Parsimonioso nelle regie (Libero Burro è del 1999, Non ti muovere del 2004), Sergio Castellitto quando si decide preferisce mettersi nelle sapienti mani di sua moglie Margaret Mazzantini, autrice di soggetto e sceneggiatura.

Per questo pessimistico bilancio generazionale – a essere presi principalmente di mira sono i cinquantenni – si affida a un difficile tono grottesco, gestito con discreta saldezza ma corroborato, come è giusto rimarcare, da un cast di aderenti caratteristi, fra i quali militano pure Lidia Vitale ed Erica Blanc.

Di base, si parla della crisi innescata in una fintamente inappuntabile famiglia borghese (lui architetto, lei psichiatra) dall’introduzione dell’alquanto attempato neo-fidanzato (il sornione Jannacci) della ribelle figliola sedicenne (Nina Torresi, che farà strada), durante quella che doveva essere un’allegra riunione fra amici in un casolare di campagna.

Preparati – almeno così credono – dal loro passato fatto di lotte a qualsiasi scossone relativo alla crescita della loro non-più-bambina, abilissimi, nella loro supposta e schermante modernità, nell’evitare traumatici conflitti nei suoi riguardi, sostanzialmente confusi dal mondo che li circonda e che, inconsapevolmente, li ha resi placidamente peggiori dei mali che combattevano in gioventù, i genitori, con il loro disastrato e non meno disorientato seguito, vedono crollare ogni finta certezza di fronte a ciò che reputano inspiegabile e che è in grado di riportare alla luce montagne di problemi.

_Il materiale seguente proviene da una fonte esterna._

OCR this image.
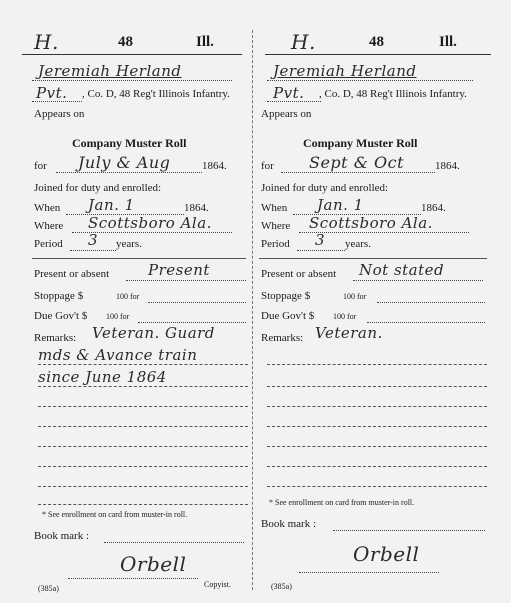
H.	48	Ill.
Jeremiah Herland
Pvt. , Co. D, 48 Reg't Illinois Infantry.
Appears on
Company Muster Roll
for July & Aug	1864.
Joined for duty and enrolled:
When Jan. 1	1864.
Where Scottsboro Ala.
Period 3 years.
Present or absent	Present
Stoppage $	100 for
Due Gov't $ 100 for
Remarks: Veteran. Guard
mds & Avance train
since June 1864
* See enrollment on card from muster-in roll.
Book mark :
Orbell
(385a)	Copyist.
H.	48	Ill.
Jeremiah Herland
Pvt. , Co. D, 48 Reg't Illinois Infantry.
Appears on
Company Muster Roll
for Sept & Oct	1864.
Joined for duty and enrolled:
When Jan. 1	1864.
Where Scottsboro Ala.
Period 3 years.
Present or absent Not stated
Stoppage $	100 for
Due Gov't $ 100 for
Remarks: Veteran.
* See enrollment on card from muster-in roll.
Book mark :
Orbell
(385a)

Ogni singolo ruolo, anche se minore, rappresenta, con schematismo estremo, un pezzo di società malata, dal medico donnaiolo alla giornalista inacidita, dall’anziana inascoltata all’immigrato noncurante, tutti al cospetto di quell’onnipresente, pesantemente simbolico (e necessario) somaro evocato sin dalle prime battute e dal titolo.